HARTFORD, Conn. (WTNH) — As the COVID-19 Delta variant continues to spread across America and in Connecticut, a renewed push is on to get people vaccinated.
On Albany Avenue in the north end of Hartford, there has been a hard push from the governor’s office and lawmakers from inside the community to try to separate fact from fiction about the COVID vaccine. The “COVID street team” is trying to encourage people to get it.
What a better place to start than in a barbershop.
Marcus Brown of Norris Barbershop told News 8, “Here in the barbershop you get into a lot of debates, about sporting events and all kinds of things, and here in the barbershop you have debates about what the vaccine will do to you.”
Brown’s father started Norris Barbershop 57 years ago; it is a pillar in the community and a hub for information.
Brown explained, “It hurts and pulls at your heartstrings when you hear about the stories, people coming in and telling me how they lost people that I personally know, it’s rough. And I think we just need to trust in it.”
Brown has had the shot and he encourages others to get it, too.
Barbara Turner of Hartford said, “As soon as they said “66-years-old,” I was on it! I have grandchildren [so] as soon as they said “12” I was on it.

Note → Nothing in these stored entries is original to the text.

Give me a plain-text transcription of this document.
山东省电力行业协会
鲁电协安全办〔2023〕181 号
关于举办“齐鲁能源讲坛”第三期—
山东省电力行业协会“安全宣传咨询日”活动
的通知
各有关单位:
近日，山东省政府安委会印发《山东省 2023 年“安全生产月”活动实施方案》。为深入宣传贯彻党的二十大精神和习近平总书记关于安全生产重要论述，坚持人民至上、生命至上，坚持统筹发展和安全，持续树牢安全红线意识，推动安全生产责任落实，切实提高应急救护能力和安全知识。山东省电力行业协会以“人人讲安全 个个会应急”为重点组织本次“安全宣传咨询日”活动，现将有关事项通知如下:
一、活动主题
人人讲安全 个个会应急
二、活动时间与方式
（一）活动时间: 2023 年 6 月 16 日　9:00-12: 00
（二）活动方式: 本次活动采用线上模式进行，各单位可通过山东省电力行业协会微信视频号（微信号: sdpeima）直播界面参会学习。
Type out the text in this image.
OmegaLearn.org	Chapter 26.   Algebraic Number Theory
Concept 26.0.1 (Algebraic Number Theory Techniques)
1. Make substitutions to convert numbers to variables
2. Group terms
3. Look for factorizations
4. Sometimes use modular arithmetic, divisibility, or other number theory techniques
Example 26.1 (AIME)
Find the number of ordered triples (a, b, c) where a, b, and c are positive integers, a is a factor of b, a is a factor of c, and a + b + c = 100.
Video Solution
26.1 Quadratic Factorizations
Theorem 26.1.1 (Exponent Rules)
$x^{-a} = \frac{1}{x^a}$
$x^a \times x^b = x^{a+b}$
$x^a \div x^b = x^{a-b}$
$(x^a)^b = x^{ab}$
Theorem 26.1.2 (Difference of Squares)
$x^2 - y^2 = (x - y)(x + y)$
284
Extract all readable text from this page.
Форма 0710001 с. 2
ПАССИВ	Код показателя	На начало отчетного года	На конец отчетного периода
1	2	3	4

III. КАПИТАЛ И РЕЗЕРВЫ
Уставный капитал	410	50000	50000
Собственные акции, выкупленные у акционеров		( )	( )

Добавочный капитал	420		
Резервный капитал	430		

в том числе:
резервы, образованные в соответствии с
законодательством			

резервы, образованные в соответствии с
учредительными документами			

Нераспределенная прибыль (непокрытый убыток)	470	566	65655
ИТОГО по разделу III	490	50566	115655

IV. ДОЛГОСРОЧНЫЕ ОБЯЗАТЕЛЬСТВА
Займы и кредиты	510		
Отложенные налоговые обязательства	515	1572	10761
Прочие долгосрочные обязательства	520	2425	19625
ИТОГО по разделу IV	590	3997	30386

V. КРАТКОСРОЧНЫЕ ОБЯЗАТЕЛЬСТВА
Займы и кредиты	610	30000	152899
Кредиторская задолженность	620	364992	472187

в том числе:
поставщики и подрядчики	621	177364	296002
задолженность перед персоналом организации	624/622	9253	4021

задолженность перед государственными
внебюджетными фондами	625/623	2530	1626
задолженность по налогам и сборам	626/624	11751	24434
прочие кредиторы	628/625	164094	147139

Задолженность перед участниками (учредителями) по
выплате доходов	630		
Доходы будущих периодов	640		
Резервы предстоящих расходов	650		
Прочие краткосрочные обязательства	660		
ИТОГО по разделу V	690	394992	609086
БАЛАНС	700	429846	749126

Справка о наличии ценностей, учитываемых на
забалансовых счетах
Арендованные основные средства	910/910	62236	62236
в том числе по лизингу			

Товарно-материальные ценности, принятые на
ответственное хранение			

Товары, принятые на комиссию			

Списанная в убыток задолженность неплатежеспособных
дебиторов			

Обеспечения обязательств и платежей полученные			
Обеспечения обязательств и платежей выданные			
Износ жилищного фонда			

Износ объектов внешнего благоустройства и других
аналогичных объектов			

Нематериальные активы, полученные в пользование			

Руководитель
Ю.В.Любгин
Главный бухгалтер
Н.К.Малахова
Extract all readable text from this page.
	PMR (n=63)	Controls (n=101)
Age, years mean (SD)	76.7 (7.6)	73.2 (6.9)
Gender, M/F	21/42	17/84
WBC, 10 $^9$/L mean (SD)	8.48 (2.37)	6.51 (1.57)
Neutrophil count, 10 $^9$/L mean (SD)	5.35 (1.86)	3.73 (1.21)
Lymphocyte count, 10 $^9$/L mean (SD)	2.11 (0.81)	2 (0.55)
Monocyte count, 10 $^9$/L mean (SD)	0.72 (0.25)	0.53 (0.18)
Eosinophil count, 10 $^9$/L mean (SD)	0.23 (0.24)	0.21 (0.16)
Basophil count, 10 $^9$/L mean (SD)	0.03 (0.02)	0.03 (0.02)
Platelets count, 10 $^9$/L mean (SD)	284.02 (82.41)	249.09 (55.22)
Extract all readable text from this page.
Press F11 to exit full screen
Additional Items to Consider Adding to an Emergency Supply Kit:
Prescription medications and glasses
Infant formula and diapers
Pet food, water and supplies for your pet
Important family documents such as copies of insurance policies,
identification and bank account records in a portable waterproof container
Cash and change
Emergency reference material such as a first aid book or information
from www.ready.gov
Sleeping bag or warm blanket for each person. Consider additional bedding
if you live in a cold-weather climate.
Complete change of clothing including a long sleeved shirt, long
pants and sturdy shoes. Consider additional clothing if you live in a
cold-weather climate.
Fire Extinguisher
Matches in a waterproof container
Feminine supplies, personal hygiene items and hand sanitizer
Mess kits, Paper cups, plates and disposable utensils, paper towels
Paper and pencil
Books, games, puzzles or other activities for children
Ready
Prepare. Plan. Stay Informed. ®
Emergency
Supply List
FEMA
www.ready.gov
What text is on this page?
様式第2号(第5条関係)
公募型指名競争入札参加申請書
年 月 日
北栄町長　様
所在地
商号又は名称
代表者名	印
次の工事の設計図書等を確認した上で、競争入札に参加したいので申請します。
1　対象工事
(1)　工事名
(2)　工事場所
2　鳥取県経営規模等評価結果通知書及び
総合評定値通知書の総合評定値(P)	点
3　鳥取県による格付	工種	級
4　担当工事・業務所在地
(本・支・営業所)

I was hoping they were going to say 8 years old because I have an 8-year-old.”
That’s why Governor Ned Lamont stopped by to support State Representative Brendan McGee and The Department of Public Health and Griffin Health as they knocked on doors letting people know there were free haircuts and food for anyone who gets the vaccine.
Alando Morant of Hartford explained, “I wasn’t going to do it, but I did it because they came knocking on my door.”
State Rep. McGee (D-Hartford) said, “The governor stop by, and other folks are here to push that message especially since our kids are going back in a few weeks or have gone back. Twelve years and older can get vaccinated.”
Paul Mounds, the governor’s chief of staff detailed, “When I was a young child I would get my haircut here at Norris or Kirby‘s. I would get a sausage grinder from Yogi’s. I went to the Artists Collective right up the street there. So this is a community not only that I know well, but we all know well.… And it has to be people that are of the community, that look like the community, speaking to the community.”
These kinds of events aren’t just happening in the north end of Hartford, but also in Bridgeport and New Haven. Communities across Connecticut are trying to get the vaccinated numbers up as the variants continue to spread.
Hartford officials are also pushing for COVID testing ahead of the start of the city’s school year. There will be a testing site on Albany Ave. Thursday afternoon.